Invention Title:

SPEECH RECOGNITION WITH SEQUENCE-TO-SEQUENCE MODELS

Publication number:

US20240420686

Publication date:

2024-12-19

Section:

Physics

Class:

G10L15/16

Inventors:

Tara N. Sainath Jersey City, NJ, United States

Patrick An Phu Nguyen Palo Alto, CA, United States

Ron J. Weiss New York, NY, United States

Navdeep Jaitly Mountain View, CA, United States

Rohit Prakash Prabhavalkar Santa Clara, CA, United States

Zhifeng Chen Sunnyvale, CA, United States

Yonghui Wu Fremont, CA, United States

Chung-Cheng Chiu Sunnyvale, CA, United States

Bo Li Fremont, CA, United States

Kanury Kanishka Rao Santa Clara, CA, United States

Jan Kazimierz Chorowski Poland, Poland

Anjuli Patricia Kannan Berkeley, CA, United States

Ekaterina Gonina Sunnyvale, CA, United States

Michiel A. U. Bacchiani Summit, NJ, United States

Assignee:

Google LLC Mountain View, CA, United States

Applicant:

Google LLC Mountain View, CA, United States

Smart overview of the Invention

Speech recognition using sequence-to-sequence models involves receiving audio data and processing it through an encoder to extract features indicative of the utterance's acoustic characteristics. An attender then generates a context vector from the encoder's output, which is used by a decoder to produce speech recognition scores. These scores are employed to generate a transcription of the utterance, which is provided as the output of the automated speech recognition (ASR) system.

Technical Background

The field of speech recognition has evolved with the use of neural network models that enhance speech quality and perform acoustic modeling.
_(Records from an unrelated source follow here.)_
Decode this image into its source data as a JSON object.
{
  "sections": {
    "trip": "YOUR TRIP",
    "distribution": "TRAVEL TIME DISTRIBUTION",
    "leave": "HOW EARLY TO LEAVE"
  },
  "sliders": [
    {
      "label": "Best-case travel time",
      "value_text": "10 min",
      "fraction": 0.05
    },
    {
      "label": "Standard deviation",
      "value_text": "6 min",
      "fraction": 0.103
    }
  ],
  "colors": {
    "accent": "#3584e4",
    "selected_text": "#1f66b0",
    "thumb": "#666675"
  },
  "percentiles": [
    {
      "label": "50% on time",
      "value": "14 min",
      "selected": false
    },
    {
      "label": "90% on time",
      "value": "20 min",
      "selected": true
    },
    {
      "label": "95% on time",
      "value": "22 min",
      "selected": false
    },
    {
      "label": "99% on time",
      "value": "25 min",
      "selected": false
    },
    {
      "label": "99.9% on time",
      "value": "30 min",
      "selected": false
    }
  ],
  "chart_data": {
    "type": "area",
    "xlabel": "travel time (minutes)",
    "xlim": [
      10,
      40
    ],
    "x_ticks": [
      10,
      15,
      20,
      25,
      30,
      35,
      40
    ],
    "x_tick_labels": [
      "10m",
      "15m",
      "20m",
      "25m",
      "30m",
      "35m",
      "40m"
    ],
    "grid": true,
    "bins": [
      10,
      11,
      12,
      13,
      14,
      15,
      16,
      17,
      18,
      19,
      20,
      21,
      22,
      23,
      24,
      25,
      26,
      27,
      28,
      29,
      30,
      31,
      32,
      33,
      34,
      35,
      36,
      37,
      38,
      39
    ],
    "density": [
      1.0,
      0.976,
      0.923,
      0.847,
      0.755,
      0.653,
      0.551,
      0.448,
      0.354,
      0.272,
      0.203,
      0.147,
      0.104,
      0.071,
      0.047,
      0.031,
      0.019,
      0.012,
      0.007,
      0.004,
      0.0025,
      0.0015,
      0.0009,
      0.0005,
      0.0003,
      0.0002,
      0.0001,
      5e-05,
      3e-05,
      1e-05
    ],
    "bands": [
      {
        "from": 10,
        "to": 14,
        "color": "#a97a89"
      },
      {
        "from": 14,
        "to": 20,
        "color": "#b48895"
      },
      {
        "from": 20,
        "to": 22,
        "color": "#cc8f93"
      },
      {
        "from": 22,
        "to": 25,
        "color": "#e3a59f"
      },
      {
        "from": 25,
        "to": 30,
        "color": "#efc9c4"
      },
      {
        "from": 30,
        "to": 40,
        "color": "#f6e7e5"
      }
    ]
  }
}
Traditional systems often require multiple input sources and separate models for different tasks. The integration of sequence-to-sequence models, which combine acoustic, pronunciation, and language models into a single neural network, offers improved accuracy and efficiency without needing additional components like lexicons or text normalization modules.

Model Enhancements

Several techniques enhance speech recognition accuracy, including the use of Listen, Attend, and Spell (LAS) models and neural transducer models. These models utilize attention mechanisms between encoders and decoders to achieve high accuracy. Structural improvements such as word piece models and multi-headed attention processing allow for diverse linguistic unit outputs and multiple attention distributions, respectively. Optimization strategies include minimum word-error-rate training, scheduled sampling, synchronous training, and label smoothing.

Performance Improvements

The application of these enhancements significantly improves ASR performance on tasks like voice search. For instance, a unidirectional LSTM encoder improved the Word Error Rate (WER) from 9.2% to 5.6% on a 12,500-hour voice search task compared to a conventional system's 6.7% WER. On dictation tasks, the enhanced model achieved a 4.1% WER versus 5% for traditional systems, demonstrating its effectiveness in various applications.

Streaming Capabilities

Sequence-to-sequence models can also improve streaming applications such as Voice Search by maintaining performance even with low latency requirements. Techniques like increasing attention computation windows and initializing neural transducer (NT) models from LAS-trained models help NT match LAS performance levels while providing streaming results with minimal delay. These advancements highlight the potential for real-time ASR applications without sacrificing accuracy.